On this day in 1840, Lieutenant-Governor William Hobson made his “Proclamation on the Illegal Assumption of Authority in the Port Nicholson District.” It followed from earlier proclamations of British sovereignty over New Zealand on 20 May.
The illegal assumption of authority Hobson referred to was referring to was the “republic” created by the New Zealand Company at Port Nicholsen (modern-day Wellington). The New Zealand Company had deliberatly founded a colony in 1839 in an attempt to beat the British Government’s pre-emption of land sales (meaning the New Zealand Company wouldn’t be able to speculate in land sales), which of course came to pass with the signing of the Treaty of Waitangi - Te Tiriti o Waitangi in 1840.
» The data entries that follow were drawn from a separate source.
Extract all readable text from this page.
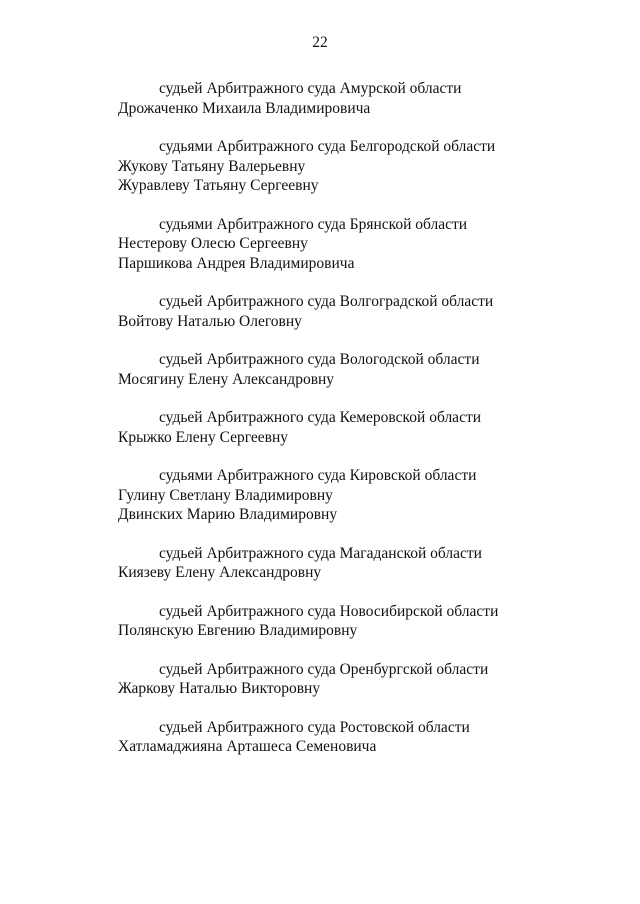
22
судьей Арбитражного суда Амурской области
Дрожаченко Михаила Владимировича
судьями Арбитражного суда Белгородской области
Жукову Татьяну Валерьевну
Журавлеву Татьяну Сергеевну
судьями Арбитражного суда Брянской области
Нестерову Олесю Сергеевну
Паршикова Андрея Владимировича
судьей Арбитражного суда Волгоградской области
Войтову Наталью Олеговну
судьей Арбитражного суда Вологодской области
Мосягину Елену Александровну
судьей Арбитражного суда Кемеровской области
Крыжко Елену Сергеевну
судьями Арбитражного суда Кировской области
Гулину Светлану Владимировну
Двинских Марию Владимировну
судьей Арбитражного суда Магаданской области
Киязеву Елену Александровну
судьей Арбитражного суда Новосибирской области
Полянскую Евгению Владимировну
судьей Арбитражного суда Оренбургской области
Жаркову Наталью Викторовну
судьей Арбитражного суда Ростовской области
Хатламаджияна Арташеса Семеновича
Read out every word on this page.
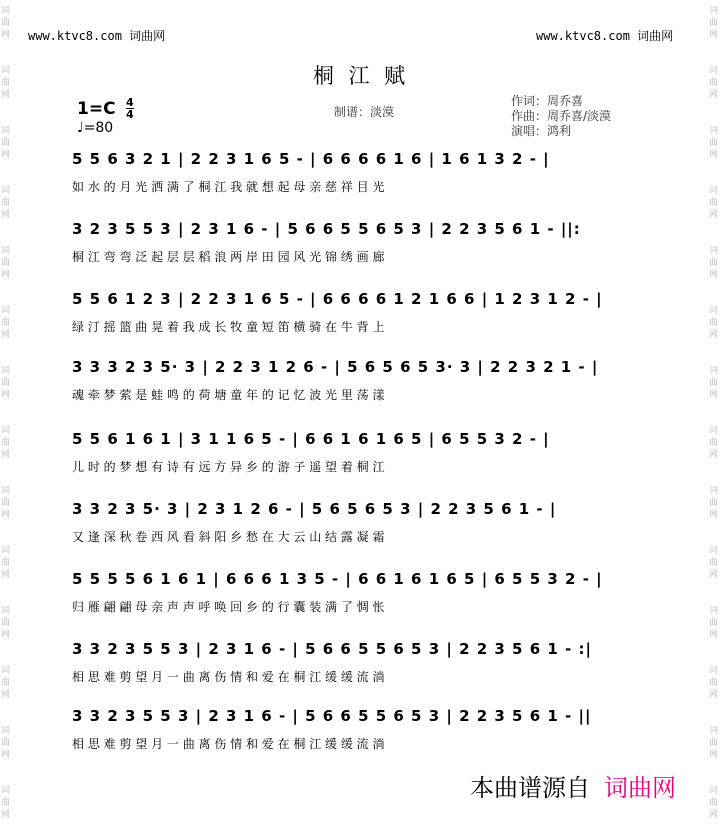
词
曲
网
词
曲
网
词
曲
网
词
曲
网
词
曲
网
词
曲
网
词
曲
网
词
曲
网
词
曲
网
词
曲
网
词
曲
网
词
曲
网
词
曲
网
词
曲
网
词
曲
网
词
曲
网
词
曲
网
词
曲
网
词
曲
网
词
曲
网
词
曲
网
词
曲
网
词
曲
网
词
曲
网
词
曲
网
词
曲
网
词
曲
网
词
曲
网
www.ktvc8.com 词曲网	www.ktvc8.com 词曲网
桐 江 赋
$1=C \frac{4}{4}$
♩=80
制谱：淡漠
作词：周乔喜
作曲：周乔喜/淡漠
演唱：鸿利
5 5 6 3 2 1 | 2 2 3 1 6 5 - | 6 6 6 6 1 6 | 1 6 1 3 2 - |
如 水 的 月 光 洒 满 了 桐 江 我 就 想 起 母 亲 慈 祥 目 光
3 2 3 5 5 3 | 2 3 1 6 - | 5 6 6 5 5 6 5 3 | 2 2 3 5 6 1 - ||:
桐 江 弯 弯 泛 起 层 层 稻 浪 两 岸 田 园 风 光 锦 绣 画 廊
5 5 6 1 2 3 | 2 2 3 1 6 5 - | 6 6 6 6 1 2 1 6 6 | 1 2 3 1 2 - |
绿 汀 摇 篮 曲 晃 着 我 成 长 牧 童 短 笛 横 骑 在 牛 背 上
3 3 3 2 3 5· 3 | 2 2 3 1 2 6 - | 5 6 5 6 5 3· 3 | 2 2 3 2 1 - |
魂 牵 梦 萦 是 蛙 鸣 的 荷 塘 童 年 的 记 忆 波 光 里 荡 漾
5 5 6 1 6 1 | 3 1 1 6 5 - | 6 6 1 6 1 6 5 | 6 5 5 3 2 - |
儿 时 的 梦 想 有 诗 有 远 方 异 乡 的 游 子 遥 望 着 桐 江
3 3 2 3 5· 3 | 2 3 1 2 6 - | 5 6 5 6 5 3 | 2 2 3 5 6 1 - |
又 逢 深 秋 卷 西 风 看 斜 阳 乡 愁 在 大 云 山 结 露 凝 霜
5 5 5 5 6 1 6 1 | 6 6 6 1 3 5 - | 6 6 1 6 1 6 5 | 6 5 5 3 2 - |
归 雁 翩 翩 母 亲 声 声 呼 唤 回 乡 的 行 囊 装 满 了 惆 怅
3 3 2 3 5 5 3 | 2 3 1 6 - | 5 6 6 5 5 6 5 3 | 2 2 3 5 6 1 - :|
相 思 难 剪 望 月 一 曲 离 伤 情 和 爱 在 桐 江 缓 缓 流 淌
3 3 2 3 5 5 3 | 2 3 1 6 - | 5 6 6 5 5 6 5 3 | 2 2 3 5 6 1 - ||
相 思 难 剪 望 月 一 曲 离 伤 情 和 爱 在 桐 江 缓 缓 流 淌
本曲谱源自 词曲网
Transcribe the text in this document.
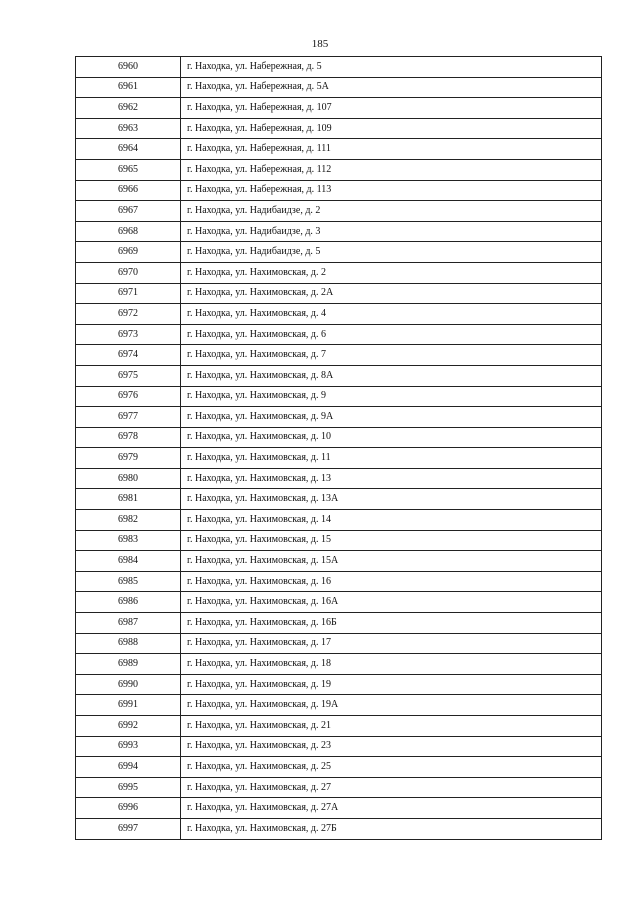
185
6960	г. Находка, ул. Набережная, д. 5
6961	г. Находка, ул. Набережная, д. 5А
6962	г. Находка, ул. Набережная, д. 107
6963	г. Находка, ул. Набережная, д. 109
6964	г. Находка, ул. Набережная, д. 111
6965	г. Находка, ул. Набережная, д. 112
6966	г. Находка, ул. Набережная, д. 113
6967	г. Находка, ул. Надибаидзе, д. 2
6968	г. Находка, ул. Надибаидзе, д. 3
6969	г. Находка, ул. Надибаидзе, д. 5
6970	г. Находка, ул. Нахимовская, д. 2
6971	г. Находка, ул. Нахимовская, д. 2А
6972	г. Находка, ул. Нахимовская, д. 4
6973	г. Находка, ул. Нахимовская, д. 6
6974	г. Находка, ул. Нахимовская, д. 7
6975	г. Находка, ул. Нахимовская, д. 8А
6976	г. Находка, ул. Нахимовская, д. 9
6977	г. Находка, ул. Нахимовская, д. 9А
6978	г. Находка, ул. Нахимовская, д. 10
6979	г. Находка, ул. Нахимовская, д. 11
6980	г. Находка, ул. Нахимовская, д. 13
6981	г. Находка, ул. Нахимовская, д. 13А
6982	г. Находка, ул. Нахимовская, д. 14
6983	г. Находка, ул. Нахимовская, д. 15
6984	г. Находка, ул. Нахимовская, д. 15А
6985	г. Находка, ул. Нахимовская, д. 16
6986	г. Находка, ул. Нахимовская, д. 16А
6987	г. Находка, ул. Нахимовская, д. 16Б
6988	г. Находка, ул. Нахимовская, д. 17
6989	г. Находка, ул. Нахимовская, д. 18
6990	г. Находка, ул. Нахимовская, д. 19
6991	г. Находка, ул. Нахимовская, д. 19А
6992	г. Находка, ул. Нахимовская, д. 21
6993	г. Находка, ул. Нахимовская, д. 23
6994	г. Находка, ул. Нахимовская, д. 25
6995	г. Находка, ул. Нахимовская, д. 27
6996	г. Находка, ул. Нахимовская, д. 27А
6997	г. Находка, ул. Нахимовская, д. 27Б
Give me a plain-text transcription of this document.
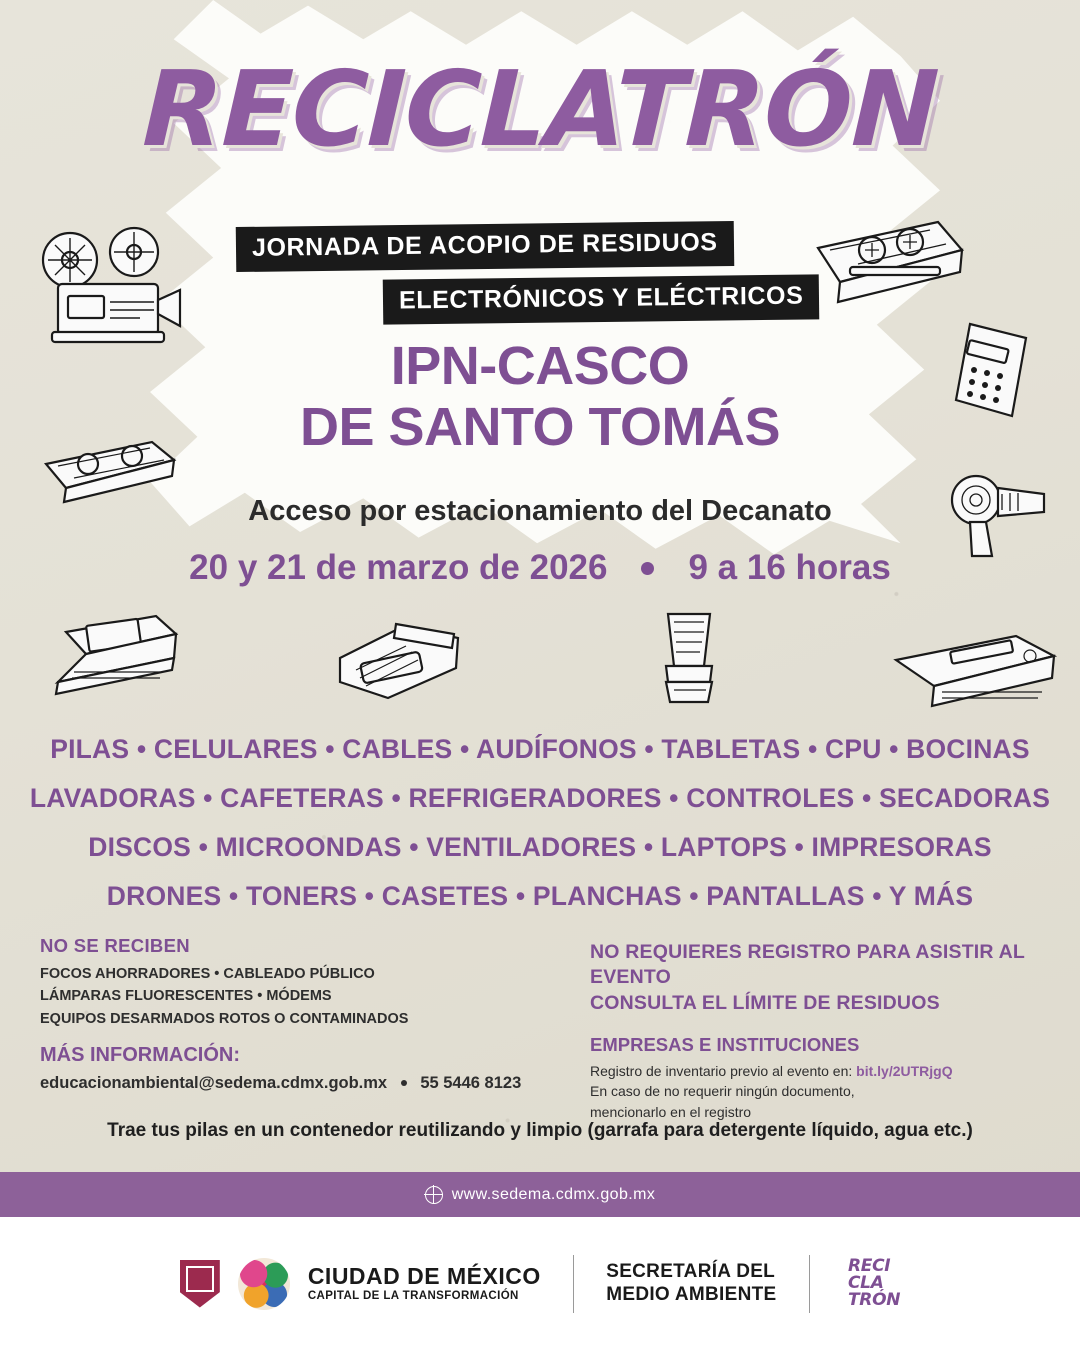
RECICLATRÓN
JORNADA DE ACOPIO DE RESIDUOS
ELECTRÓNICOS Y ELÉCTRICOS
IPN-CASCO
DE SANTO TOMÁS
Acceso por estacionamiento del Decanato
20 y 21 de marzo de 2026 9 a 16 horas
PILAS • CELULARES • CABLES • AUDÍFONOS • TABLETAS • CPU • BOCINAS
LAVADORAS • CAFETERAS • REFRIGERADORES • CONTROLES • SECADORAS
DISCOS • MICROONDAS • VENTILADORES • LAPTOPS • IMPRESORAS
DRONES • TONERS • CASETES • PLANCHAS • PANTALLAS • Y MÁS
NO SE RECIBEN
FOCOS AHORRADORES • CABLEADO PÚBLICO
LÁMPARAS FLUORESCENTES • MÓDEMS
EQUIPOS DESARMADOS ROTOS O CONTAMINADOS
MÁS INFORMACIÓN:
educacionambiental@sedema.cdmx.gob.mx 55 5446 8123
NO REQUIERES REGISTRO PARA ASISTIR AL EVENTO
CONSULTA EL LÍMITE DE RESIDUOS
EMPRESAS E INSTITUCIONES
Registro de inventario previo al evento en: bit.ly/2UTRjgQ
En caso de no requerir ningún documento,
mencionarlo en el registro
Trae tus pilas en un contenedor reutilizando y limpio (garrafa para detergente líquido, agua etc.)
www.sedema.cdmx.gob.mx
CIUDAD DE MÉXICO
CAPITAL DE LA TRANSFORMACIÓN
SECRETARÍA DEL
MEDIO AMBIENTE
RECI
CLA
TRÓN
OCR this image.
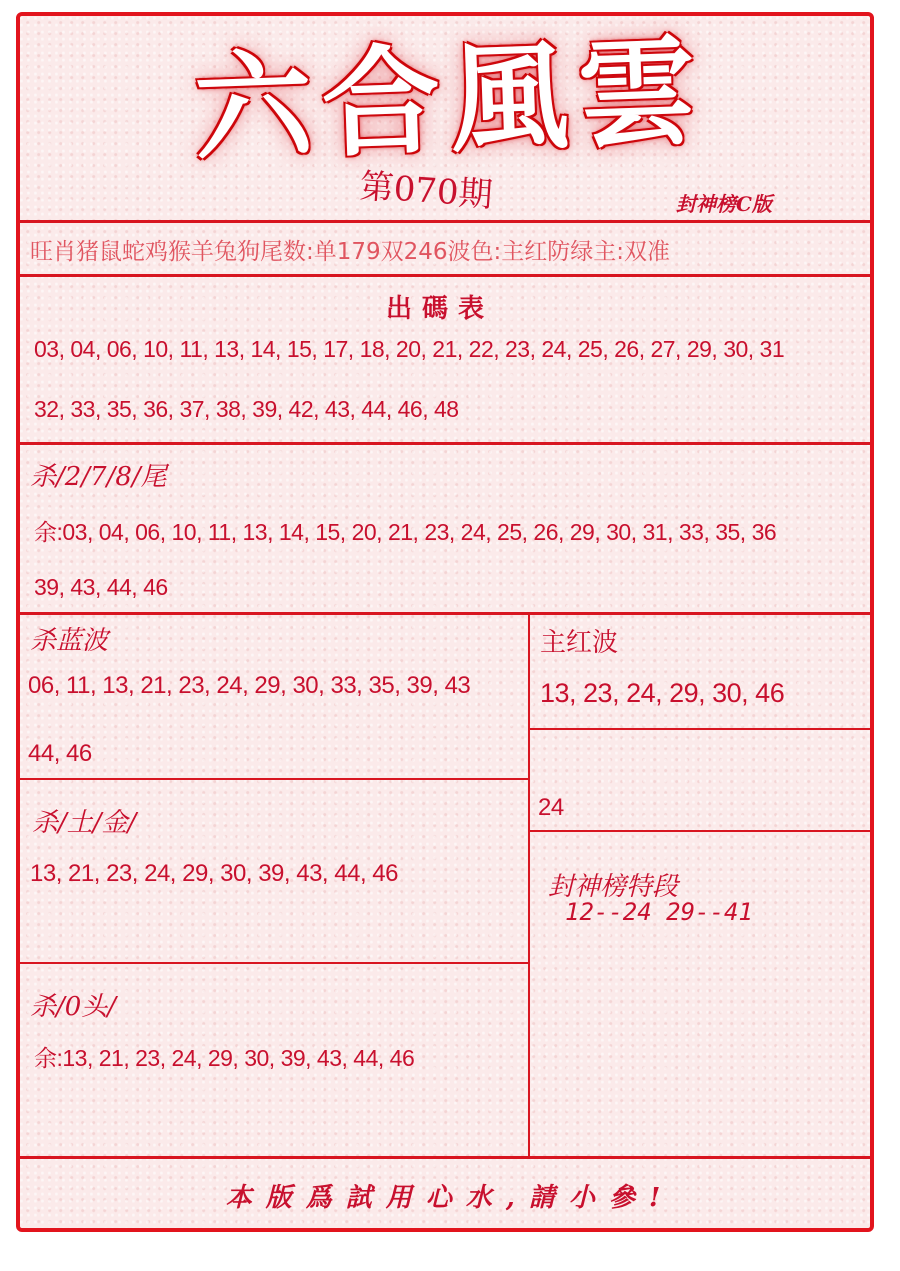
六合風雲
第070期	封神榜C版
旺肖猪鼠蛇鸡猴羊兔狗尾数:单179双246波色:主红防绿主:双准
出碼表
03, 04, 06, 10, 11, 13, 14, 15, 17, 18, 20, 21, 22, 23, 24, 25, 26, 27, 29, 30, 31
32, 33, 35, 36, 37, 38, 39, 42, 43, 44, 46, 48
杀/2/7/8/尾
余:03, 04, 06, 10, 11, 13, 14, 15, 20, 21, 23, 24, 25, 26, 29, 30, 31, 33, 35, 36
39, 43, 44, 46
杀蓝波
06, 11, 13, 21, 23, 24, 29, 30, 33, 35, 39, 43
44, 46
主红波
13, 23, 24, 29, 30, 46
24
杀/土/金/
13, 21, 23, 24, 29, 30, 39, 43, 44, 46	封神榜特段
12--24 29--41
杀/0头/
余:13, 21, 23, 24, 29, 30, 39, 43, 44, 46
本版爲試用心水,請小參!
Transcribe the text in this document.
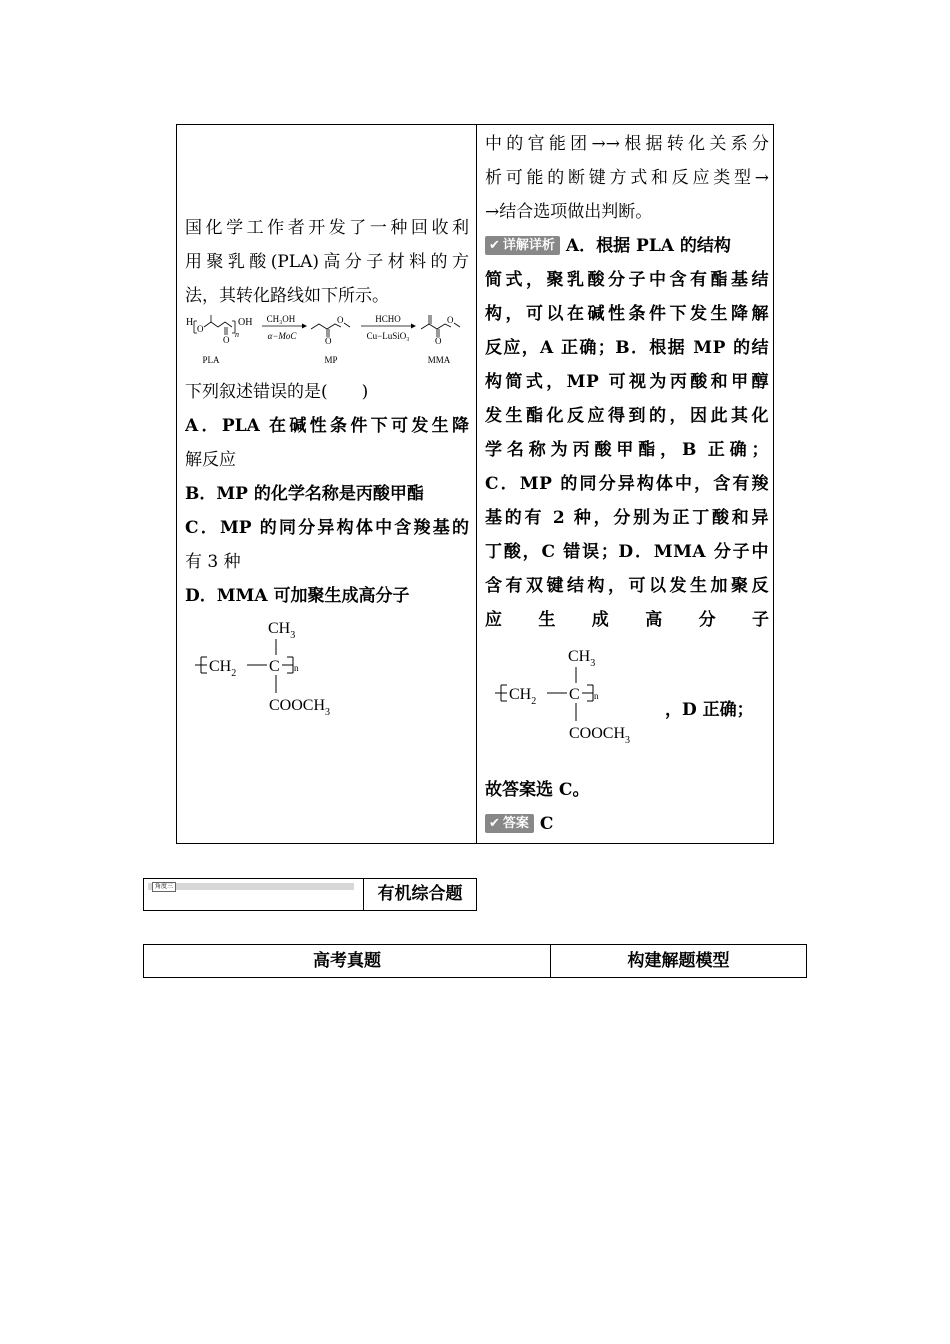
国化学工作者开发了一种回收利
用聚乳酸(PLA)高分子材料的方
法，其转化路线如下所示。
H
O
O
n
OH
PLA
CH₃OH
α−MoC	O
O
MP
HCHO
Cu−LuSiO₃	O
O
MMA
下列叙述错误的是(　　)
A．PLA 在碱性条件下可发生降
解反应
B．MP 的化学名称是丙酸甲酯
C．MP 的同分异构体中含羧基的
有 3 种
D．MMA 可加聚生成高分子
$CH_3$
$CH_2$ C n
$COOCH_3$
中的官能团→→根据转化关系分
析可能的断键方式和反应类型→
→结合选项做出判断。
✔ 详解详析 A．根据 PLA 的结构
简式，聚乳酸分子中含有酯基结
构，可以在碱性条件下发生降解
反应，A 正确；B．根据 MP 的结
构简式，MP 可视为丙酸和甲醇
发生酯化反应得到的，因此其化
学名称为丙酸甲酯，B 正确；
C．MP 的同分异构体中，含有羧
基的有 2 种，分别为正丁酸和异
丁酸，C 错误；D．MMA 分子中
含有双键结构，可以发生加聚反
应　生　成　高　分　子
$CH_3$
$CH_2$ C n
$COOCH_3$
，D 正确；
故答案选 C。
✔ 答案 C
角度三	有机综合题
高考真题	构建解题模型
On 14 September 1839 the colony had created its own “Provisional Constitution” and started to fly the flag of the United Tribes of New Zealand, described as the “colours of New Zealand” by the expedition’s leader, William Wakefield. The United Tribes had adopted this flag in 1834 and in 1835 proclamed their own declaration of independence of New Zealand, He Whakaputanga o te Rangatiratanga o Nu Tireni. By using it, the New Zealand Company was further signifying that it didn’t want a part of the British Government’s claims to New Zealand, especially the right of pre-emption for land sales.
Hobson took this as a slight on the authority of the British Government, and just over a month after his May 23 proclamation, sent an armed detachment and the Colonial Secretary to take down the flag, and fly the Union Flag in its place. And so ended, after less than a year, New Zealand’s first republic.